Forty miles after leaving Haines we crossed the Canadian border into British Columbia and shortly thereafter, we crossed into the Yukon Territories. The landscape changed from coastal wetness to a touch drier, mountainous one. None of the four of us had ever been in the Yukon so we were seeing new country all day.
Whitehorse, Yukon Territory, Canada is a town where the majority of the territory population resides—24,000 people. So, not many people in all that open country! But it sure was beautiful.
We camped for the night just south of Whitehorse in a territorial park beside a little creek—quiet and dark, just how we like it. Larry and Geri’s friend Eugene arrived in Haines right before we pulled out bearing a gift—fresh halibut and salmon!! Monday night I cooked the halibut along with some potatoes and baked beans. Poor Geri is still feeling under the weather but today thought she might be turning the corner.

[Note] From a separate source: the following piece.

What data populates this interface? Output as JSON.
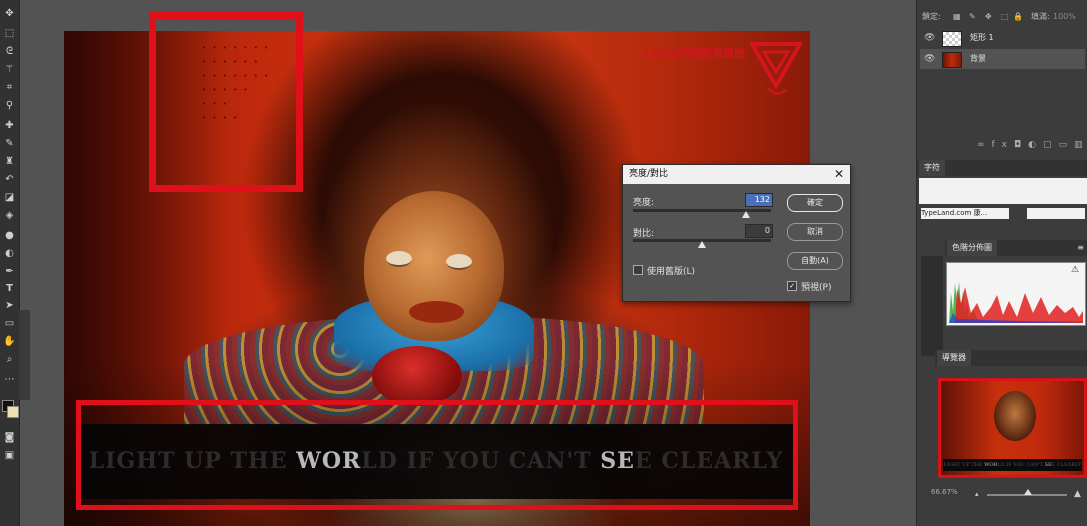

On to Skagway this morning—we traveled through some of the most beautiful country and some of the strangest landscape. In the higher elevations the landscape was strange—rocks and very stunted, odd little trees—it’s called Tormented Valley. The trees are small twisted alpine firs and are shaped by a combination of heavy snow burying their lower branches and icy winds sculpting their upper branches. This area receives 24 feet of snow in winter!!!! Lakes, waterfalls, and strong winds along with rain—not great for taking photos. Maybe when we start out of Skagway the weather will be more photo friendly.
Our Milepost book states, “the world’s smallest desert and an International Biophysical Programme site for ecological studies. The desert is composed of sandy lake-bottom material left behind by a large glacial lake.”
In Carcross, Geri decided she wanted to ride the White Pass/Yukon Railroad to Skagway—we waved goodbye and promised to find her in Skagway! We had a bite to eat in Carcross after Geri left and continued our journey.
Just outside Skagway we once again crossed back into the US. On arrival in Skagway, guess what we saw—cruise ships, four of them!! The Milepost states over one million tourist per year visit Skagway via these cruise ships. YIKES! We still managed to do some walking around—I found the quilt shop—imagine that!!
The RV parks in Skagway receive less than stellar reviews and are hideously expensive, $50/night for a dumpy looking place. We really wanted to stay in Skagway so we could walk and see the sights—so, we found a parking lot with no signs prohibiting overnight parking and are tucked into a back corner—we will see what happens!
UPDATE: Our parking lot stay was without incident—none of us slept well until later in the night—we were waiting for that knock on the door which never came.